The allegations state that Vivint employees made false statements to secure financing for customers’ purchases of Vivint’s home monitoring products. FIRREA imposes civil penalties on any person or entity that violates certain predicate federal statutes.

The United States contended that, from 2017 to 2020, certain Vivint sales representatives used their personal funds to cover the cost of initial financing payments on behalf of Vivint customers who sought financing to purchase Vivint’s products, while making false and misleading statements to the federally insured financial institution providing the financing that made it appear as if the borrowers had funded the initial payments, according to the DoJ.

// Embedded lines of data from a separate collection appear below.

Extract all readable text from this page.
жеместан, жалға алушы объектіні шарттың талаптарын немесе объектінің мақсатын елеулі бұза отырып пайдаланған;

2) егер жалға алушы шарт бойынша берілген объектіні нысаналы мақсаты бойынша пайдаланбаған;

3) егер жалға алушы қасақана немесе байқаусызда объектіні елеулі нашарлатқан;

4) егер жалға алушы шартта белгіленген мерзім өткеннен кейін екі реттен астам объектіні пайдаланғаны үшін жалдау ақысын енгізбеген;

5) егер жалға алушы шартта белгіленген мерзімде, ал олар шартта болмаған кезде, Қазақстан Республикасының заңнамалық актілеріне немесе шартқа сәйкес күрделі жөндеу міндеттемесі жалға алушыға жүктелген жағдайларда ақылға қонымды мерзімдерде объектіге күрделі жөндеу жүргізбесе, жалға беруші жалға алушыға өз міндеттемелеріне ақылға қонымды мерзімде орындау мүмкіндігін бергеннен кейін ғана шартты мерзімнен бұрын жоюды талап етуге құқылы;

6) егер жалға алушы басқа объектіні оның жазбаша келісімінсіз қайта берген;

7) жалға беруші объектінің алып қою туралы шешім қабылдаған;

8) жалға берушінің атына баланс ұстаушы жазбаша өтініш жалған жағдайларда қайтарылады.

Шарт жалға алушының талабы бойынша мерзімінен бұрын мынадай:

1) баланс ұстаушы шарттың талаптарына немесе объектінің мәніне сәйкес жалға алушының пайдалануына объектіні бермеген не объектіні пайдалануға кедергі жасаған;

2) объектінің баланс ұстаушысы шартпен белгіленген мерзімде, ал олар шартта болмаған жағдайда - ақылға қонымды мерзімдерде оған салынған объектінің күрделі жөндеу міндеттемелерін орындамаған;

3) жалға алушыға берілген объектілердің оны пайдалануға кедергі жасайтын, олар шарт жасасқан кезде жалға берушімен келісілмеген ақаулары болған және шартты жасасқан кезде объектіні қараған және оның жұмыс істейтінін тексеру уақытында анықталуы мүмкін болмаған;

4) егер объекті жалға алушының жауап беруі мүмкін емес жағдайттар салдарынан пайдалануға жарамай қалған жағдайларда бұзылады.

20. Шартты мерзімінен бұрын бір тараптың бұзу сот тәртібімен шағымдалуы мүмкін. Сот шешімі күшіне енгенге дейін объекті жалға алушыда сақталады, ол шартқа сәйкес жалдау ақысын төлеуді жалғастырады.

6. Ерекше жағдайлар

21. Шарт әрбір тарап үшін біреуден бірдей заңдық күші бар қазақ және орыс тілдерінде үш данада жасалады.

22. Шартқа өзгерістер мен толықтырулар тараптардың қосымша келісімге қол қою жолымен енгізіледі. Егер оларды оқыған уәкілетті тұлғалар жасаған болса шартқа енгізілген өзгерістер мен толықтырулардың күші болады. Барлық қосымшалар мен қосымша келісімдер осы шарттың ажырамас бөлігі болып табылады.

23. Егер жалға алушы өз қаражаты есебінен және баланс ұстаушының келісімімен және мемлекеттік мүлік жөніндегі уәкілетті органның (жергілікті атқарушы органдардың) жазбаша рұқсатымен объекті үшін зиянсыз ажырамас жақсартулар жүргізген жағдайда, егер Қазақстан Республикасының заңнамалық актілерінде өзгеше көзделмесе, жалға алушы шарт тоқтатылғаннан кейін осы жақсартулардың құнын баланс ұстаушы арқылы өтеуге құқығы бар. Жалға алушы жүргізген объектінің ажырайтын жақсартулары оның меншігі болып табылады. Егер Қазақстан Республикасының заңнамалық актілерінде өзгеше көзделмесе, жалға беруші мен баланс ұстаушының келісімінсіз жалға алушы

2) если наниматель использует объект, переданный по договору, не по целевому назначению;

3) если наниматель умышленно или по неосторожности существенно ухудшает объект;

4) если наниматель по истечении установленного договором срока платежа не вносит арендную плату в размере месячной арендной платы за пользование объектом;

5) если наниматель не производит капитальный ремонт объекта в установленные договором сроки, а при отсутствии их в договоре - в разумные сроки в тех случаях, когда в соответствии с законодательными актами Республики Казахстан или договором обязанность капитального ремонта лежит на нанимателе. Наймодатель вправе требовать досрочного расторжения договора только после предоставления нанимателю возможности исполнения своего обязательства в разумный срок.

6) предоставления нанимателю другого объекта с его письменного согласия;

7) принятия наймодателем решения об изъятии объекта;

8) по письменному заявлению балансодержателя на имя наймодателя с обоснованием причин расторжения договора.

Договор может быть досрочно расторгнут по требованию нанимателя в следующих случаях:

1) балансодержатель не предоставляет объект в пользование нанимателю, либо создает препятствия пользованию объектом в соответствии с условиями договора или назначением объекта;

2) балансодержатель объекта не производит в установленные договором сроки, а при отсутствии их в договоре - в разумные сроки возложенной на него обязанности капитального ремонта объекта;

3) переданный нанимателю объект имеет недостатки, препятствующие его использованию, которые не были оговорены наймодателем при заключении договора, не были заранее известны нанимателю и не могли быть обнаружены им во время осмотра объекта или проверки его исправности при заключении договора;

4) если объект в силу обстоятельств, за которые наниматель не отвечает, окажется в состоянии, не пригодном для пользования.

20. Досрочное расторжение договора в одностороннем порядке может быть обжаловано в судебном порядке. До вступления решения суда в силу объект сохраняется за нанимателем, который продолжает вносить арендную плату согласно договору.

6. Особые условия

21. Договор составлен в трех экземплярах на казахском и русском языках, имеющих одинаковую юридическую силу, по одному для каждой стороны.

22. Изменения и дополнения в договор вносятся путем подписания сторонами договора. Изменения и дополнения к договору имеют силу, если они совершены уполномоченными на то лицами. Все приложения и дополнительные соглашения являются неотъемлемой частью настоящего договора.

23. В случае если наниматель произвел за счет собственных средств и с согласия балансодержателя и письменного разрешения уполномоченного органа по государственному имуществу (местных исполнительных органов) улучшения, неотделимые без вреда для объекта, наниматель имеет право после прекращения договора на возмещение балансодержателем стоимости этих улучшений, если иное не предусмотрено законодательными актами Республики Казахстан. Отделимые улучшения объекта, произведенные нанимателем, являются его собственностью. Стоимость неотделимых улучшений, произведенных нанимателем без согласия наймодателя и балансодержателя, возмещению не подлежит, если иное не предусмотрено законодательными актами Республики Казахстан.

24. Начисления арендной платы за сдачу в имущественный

“Making false statements about the creditworthiness of borrowers undermines the integrity of our banking system and puts at risk the taxpayer dollars that help to support it,” says Acting Assistant Attorney General Jeffrey Bossert Clark of the Justice Department’s Civil Division.  “We will pursue those who fail to provide truthful information needed by federally insured financial institutions to make appropriate lending decisions.”

The allegations resolved by the settlement were initially provided to the United States in a declaration submitted under the Financial Institutions Anti-Fraud Enforcement Act, which provides for rewards to eligible declarants who provide information about potential FIRREA violations, according to the announcement. The declarant’s share of the recovery in this matter has not yet been determined.

“American business should be based on truthful disclosures, and false and misleading statements should never be part of dealings with federally insured financial institutions,” says U.S. Attorney John W. Huber for the District of Utah. “This resolution should send a strong message to corporations that using fraudulent tactics to secure consumer sales will not be tolerated.”

This matter was investigated by the U.S. Attorney’s Office for the District of Utah and the Civil Division’s Commercial Litigation Branch (Fraud Section), with investigative assistance provided by the FBI.

The claims resolved by the settlement are allegations only, and there has been no determination of liability.

A Vivint spokesperson tells SSI, “We are pleased to have reached this resolution related to certain past sales practices by some of our sales representatives. In addition to cooperating with the DOJ, we have addressed the issues and continue to strengthen our compliance policies, practices and procedures.”

Last September, CPI Security Systems filed a lawsuit against the company accusing it of tricking its customers into switching security services.

Just a month earlier, ADT filed an unfair competition suit claiming Vivint misled consumers by targeting ADT customers and deceived them into believing that Vivint is affiliated with the company.